Chinese rice wines: what's what?

Rice wines are as much a part of China’s food culture as tea, and this is truer of the Yangtze River area than just about anywhere else. Jiangsu and Zhejiang in particular enjoy an historic reputation for the exceptional quality of their wines. In fact, this region is a bit like the Loire Valley in France when it comes to discussions of a wine-based food culture, as countless dishes have been designed to complement wine and also incorporate it as a main component in the seasoning.

Inexpensive yet good Shaoxing wines
The rice wines here tend to be amber-colored, and so they are collectively referred to as “yellow wine” (huángjĭu 黃酒). Shaoxing rice wine (Shàoxīng jĭu 紹興酒), which is often specified as an ingredient in this blog and in my upcoming cookbook, ALL UNDER HEAVEN, is named after the town in Zhejiang where it is produced. The other two that must be mentioned are huadiao and cooking wine. Huādiāo 花雕 literally means “carved” and is a Shaoxing varietal.

The other main types of rice wine are mĭjĭu 米酒, which is referred to in this blog as a “mild rice wine,” as it has the most subtle flavor and is closest of the Chinese wines to Japanese sake. Very similar to that is the general category known as cooking wine (liàojĭu 料酒), which usually is of lesser quality than the wines destined for drinking; it often has a bit of salt added to deter its direct consumption, and a good example of this is Taiwanese Mijiu (or "Cooking Michiu," as it says on the label.

My preferred cooking wine
Like their Western counterparts, the best Chinese rice wines can range in sweetness from dry or brut (gān ) to syrupy elixers (nóngtián 濃甜) that pair well with dessert. The colors likewise can be anywhere from clear to a deep brown hue. All are non-distilled and made mainly from rice, of course, and they rely on the same happy bundling of yeast, molds, and bacteria that are called upon for Fermented Rice.

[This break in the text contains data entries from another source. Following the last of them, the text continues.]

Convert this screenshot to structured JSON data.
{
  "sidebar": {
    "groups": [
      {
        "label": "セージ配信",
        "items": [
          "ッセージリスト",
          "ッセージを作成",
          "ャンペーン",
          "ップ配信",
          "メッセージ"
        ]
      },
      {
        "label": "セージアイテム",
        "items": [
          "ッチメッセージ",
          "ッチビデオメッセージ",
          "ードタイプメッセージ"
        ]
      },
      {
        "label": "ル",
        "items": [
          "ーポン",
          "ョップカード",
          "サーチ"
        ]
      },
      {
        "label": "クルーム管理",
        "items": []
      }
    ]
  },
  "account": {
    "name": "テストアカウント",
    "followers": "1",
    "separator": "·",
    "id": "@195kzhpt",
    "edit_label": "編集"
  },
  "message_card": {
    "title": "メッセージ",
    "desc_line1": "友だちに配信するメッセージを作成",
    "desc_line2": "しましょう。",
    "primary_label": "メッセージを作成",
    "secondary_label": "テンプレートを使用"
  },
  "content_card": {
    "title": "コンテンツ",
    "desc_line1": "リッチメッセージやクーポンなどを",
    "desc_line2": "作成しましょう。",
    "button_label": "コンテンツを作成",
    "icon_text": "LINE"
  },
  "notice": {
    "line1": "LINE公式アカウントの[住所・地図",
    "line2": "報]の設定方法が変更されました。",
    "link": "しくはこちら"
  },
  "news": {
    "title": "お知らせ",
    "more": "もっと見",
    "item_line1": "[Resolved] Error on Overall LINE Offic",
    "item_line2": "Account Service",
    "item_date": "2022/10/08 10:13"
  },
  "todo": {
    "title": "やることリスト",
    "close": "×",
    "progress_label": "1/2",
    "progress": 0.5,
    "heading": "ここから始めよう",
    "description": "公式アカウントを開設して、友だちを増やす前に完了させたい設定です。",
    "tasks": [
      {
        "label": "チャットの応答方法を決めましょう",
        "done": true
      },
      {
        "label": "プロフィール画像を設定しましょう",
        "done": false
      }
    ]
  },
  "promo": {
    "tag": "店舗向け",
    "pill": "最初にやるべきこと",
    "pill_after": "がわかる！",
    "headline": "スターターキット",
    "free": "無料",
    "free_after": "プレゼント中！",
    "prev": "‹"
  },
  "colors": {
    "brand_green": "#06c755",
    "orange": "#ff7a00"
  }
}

Connoisseurs often debate the proper pairing of wines with foods here with the same vociferousness that can be found in the West. And although Western-style grape wines are increasing in popularity and hearty red ones in particular are sometimes served with the foods of China, one must choose carefully to find a good match. 

Warm your rice wine before imbibing
Wine expert Gerald Asher has suggested varietals that can echo the attributes of Chinese rice wine, such as a vin jaune fino Sherry and other madeirized wines like Manzanilla, Tokaji, or Hungarian Furmint, because these, as Mr. Asher noted, are “not fruity in the way that, say, a Riesling is or a Chardonnay is... and would not overwhelm even the most subtle flavor of a Chinese dish.”

But then again, as with so many things having to do with fine dining, the most important factor is what tastes best to you. And if wine of any stripe does not suit your fancy, beer goes admirably with most of China’s savory foods, while tea is the perfect after-dinner refreshment.